Obviamente ‒ é bom afirmar ‒ não estou comparando o nazismo e o comunismo soviético ao que estamos passando efetivamente agora no país, mas o germe do absurdo político é sempre o mesmo, a forma como ele nasce, se instala e cresce não muda, pois o autoritarismo, ainda que manifestado em graus menores, é parte da mesma substância doentia. Doença, aliás, que pode evoluir sim aos padrões demoníacos de outras eras, não se enganem com promessas de censuras e atos autoritários com prazo de validade; o problema do vigia é achar que, porque muitas noites passaram sem incômodo, todas as noites seguintes também serão assim.

A minha esperança, todavia, está no fato de que somos seres racionais, capacitados a compreendermos absurdos e recusá-los se, desde cedo, acordarmos de nosso torpor ideológico e passarmos a enxergar a realidade como ela é ‒ mesmo que um dia tenhamos apoiado tais absurdos. Não existe ditadura do bem, por mais pura e convincente que seja sua propaganda pró-democracia; esse suposto alvejamento da democracia nacional esconde um elemento de perseguição perigoso demais para ser assistido em silêncio, essa perfeição democrática prometida por Lula e Moraes é a própria utopia dos autoritários. Como disse Isaiah Berlim em Uma mensagem para o século XXI, alertando-nos até onde a escalada de absurdos políticos pode alcançar: “Há homens que matam e ferem com uma consciência assaz tranquila sob a blindagem de palavras e escritos daqueles que possuem a fé inabalável de que a perfeição pode ser alcançada”. Não paguemos para ver do que os autoritários são capazes.

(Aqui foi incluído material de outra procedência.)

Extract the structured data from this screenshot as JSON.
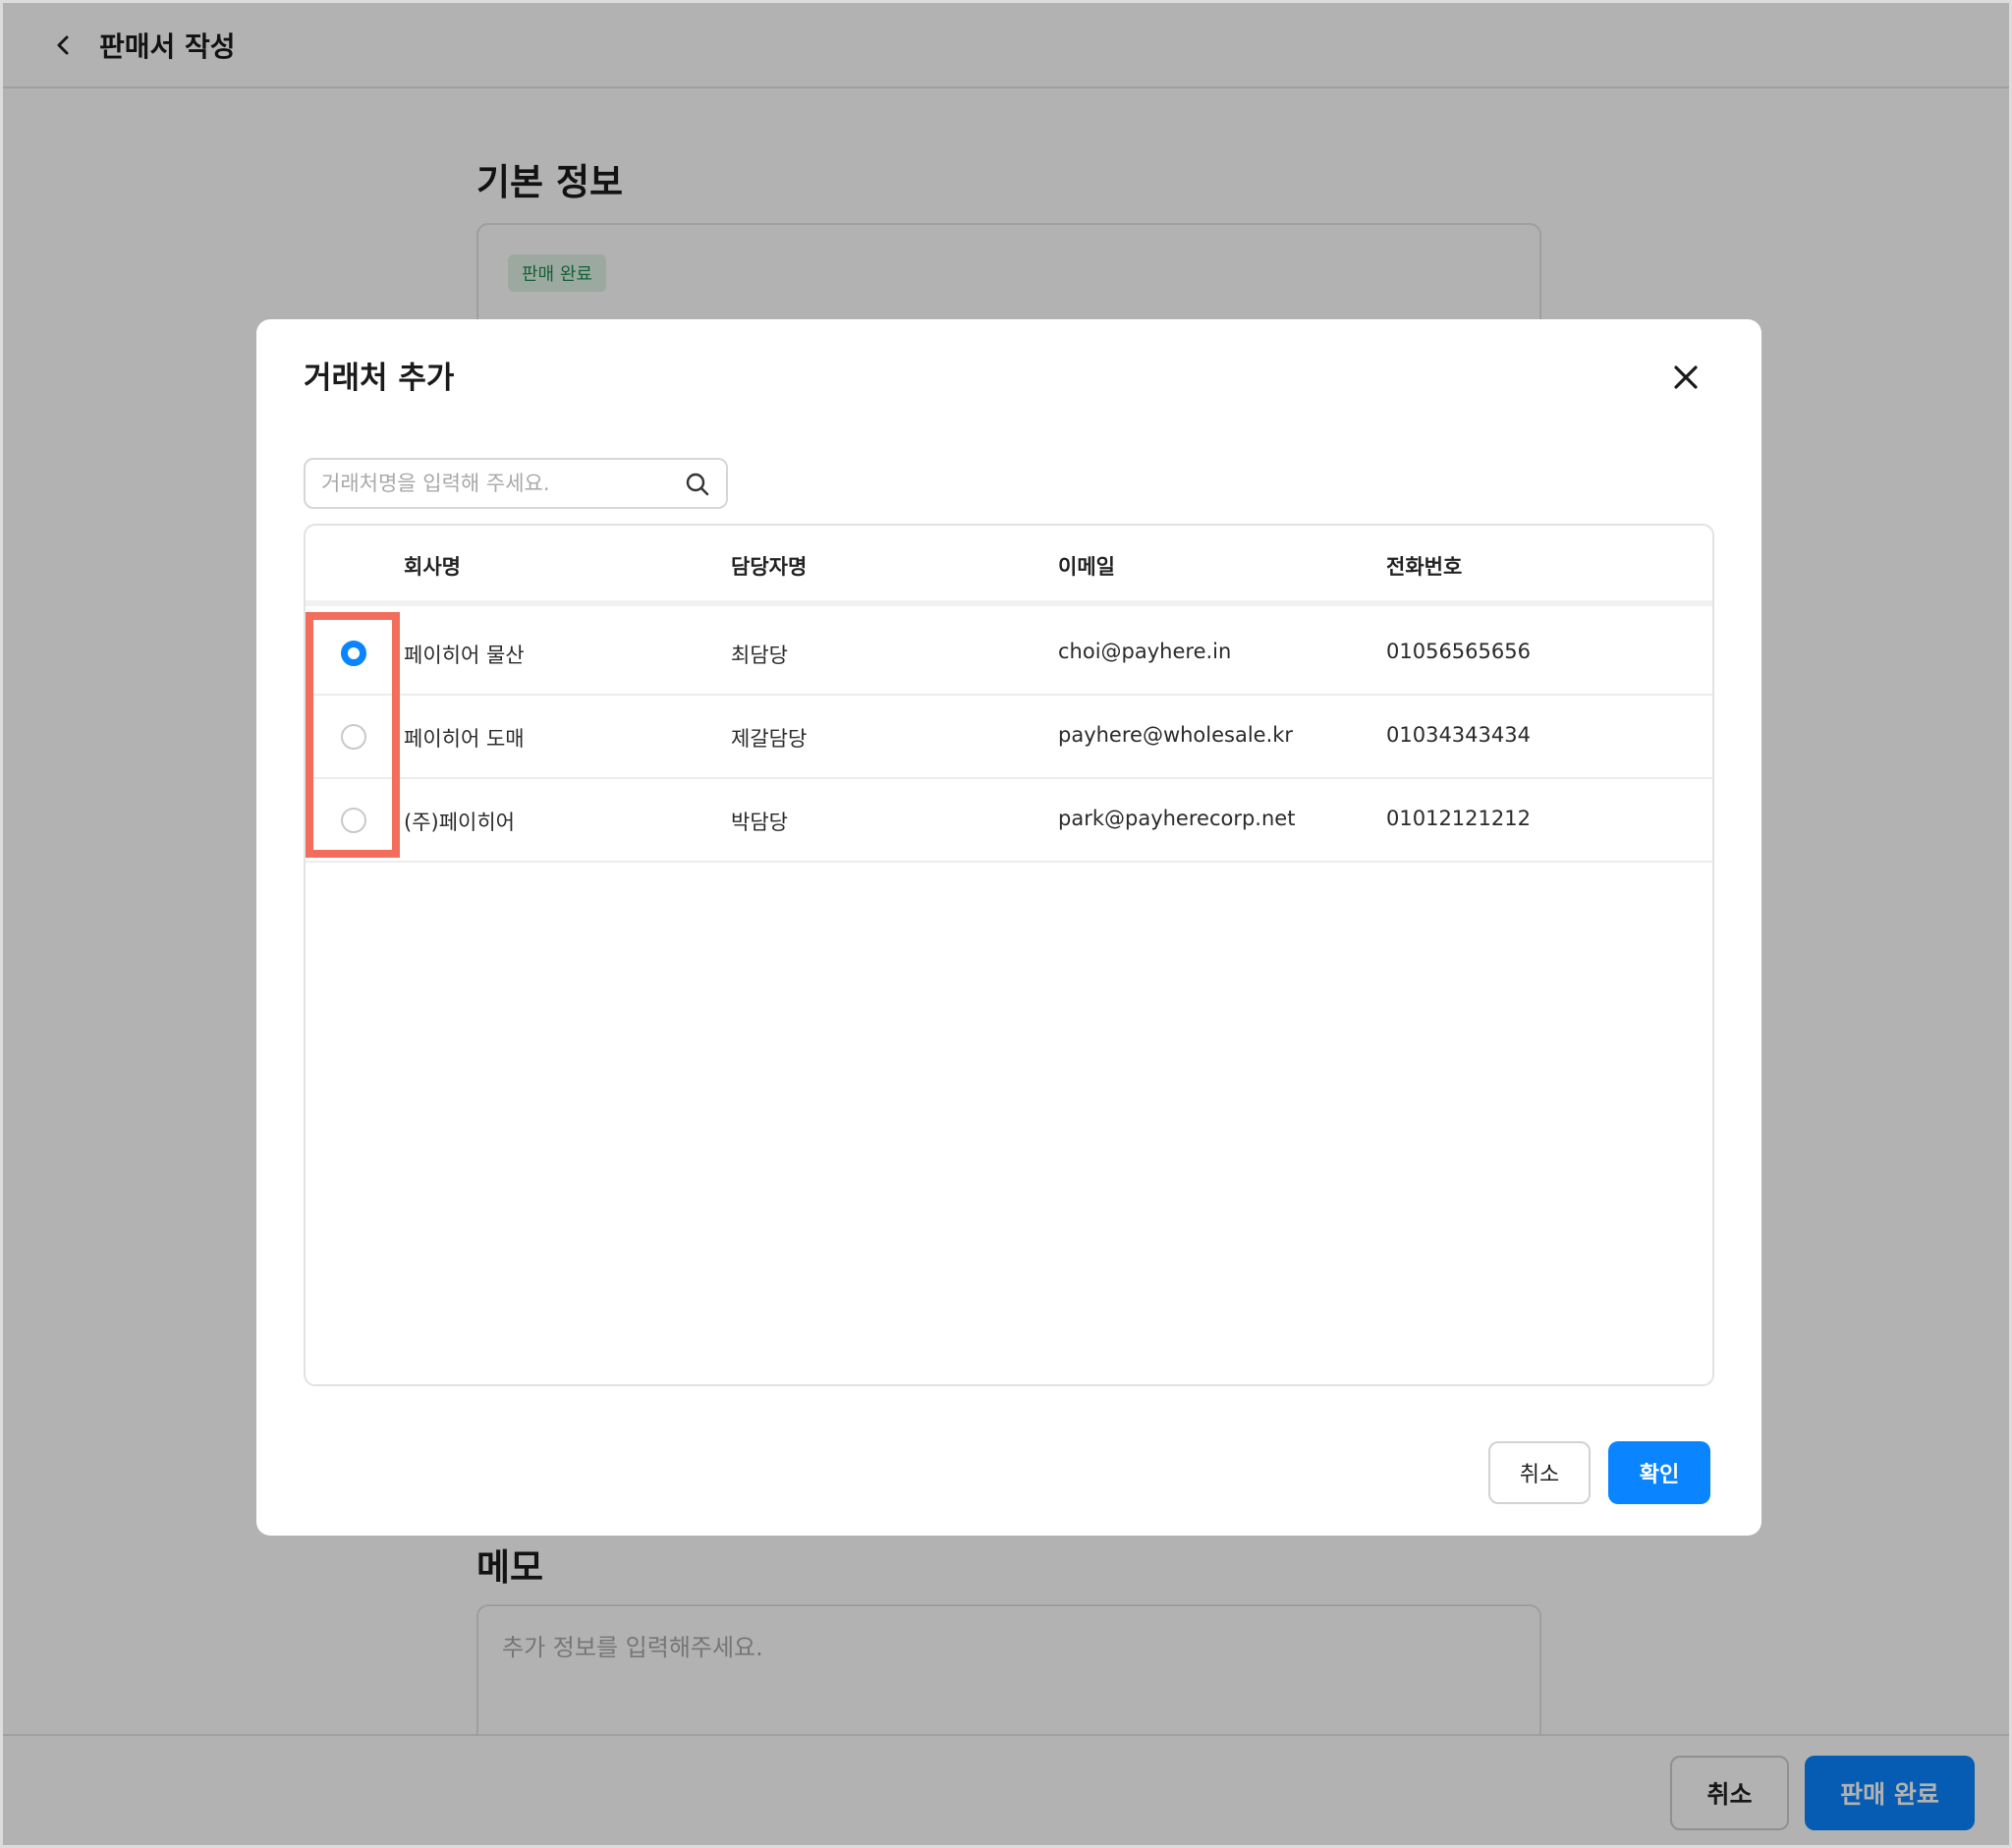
{
  "page": {
    "title": "판매서 작성",
    "basic_info_title": "기본 정보",
    "status_badge": "판매 완료",
    "memo_title": "메모",
    "memo_placeholder": "추가 정보를 입력해주세요.",
    "bottom_cancel_label": "취소",
    "bottom_complete_label": "판매 완료"
  },
  "modal": {
    "title": "거래처 추가",
    "search_placeholder": "거래처명을 입력해 주세요.",
    "columns": [
      "회사명",
      "담당자명",
      "이메일",
      "전화번호"
    ],
    "rows": [
      {
        "company": "페이히어 물산",
        "contact": "최담당",
        "email": "choi@payhere.in",
        "phone": "01056565656",
        "selected": true
      },
      {
        "company": "페이히어 도매",
        "contact": "제갈담당",
        "email": "payhere@wholesale.kr",
        "phone": "01034343434",
        "selected": false
      },
      {
        "company": "(주)페이히어",
        "contact": "박담당",
        "email": "park@payherecorp.net",
        "phone": "01012121212",
        "selected": false
      }
    ],
    "cancel_label": "취소",
    "confirm_label": "확인"
  },
  "colors": {
    "accent": "#0a84ff",
    "highlight": "#f26d5b",
    "badge_bg": "#dff3e6",
    "badge_text": "#1f8a4c"
  },
  "icons": [
    "chevron-left-icon",
    "close-icon",
    "search-icon"
  ]
}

Calar-se ante o nascituro da tirania não devia ser uma opção para aqueles que entendem que nenhum mal político nasce gigante. Por fim, o mal pode até ser uma pura banalidade ‒ como dizia, desconcertada, a filósofa Hannah Arendt ‒, mas também não tenho dúvidas de que o mal político costumeiramente se apoia no vazio moral da covardia dos medrosos, no silêncio vergonhoso dos complacentes.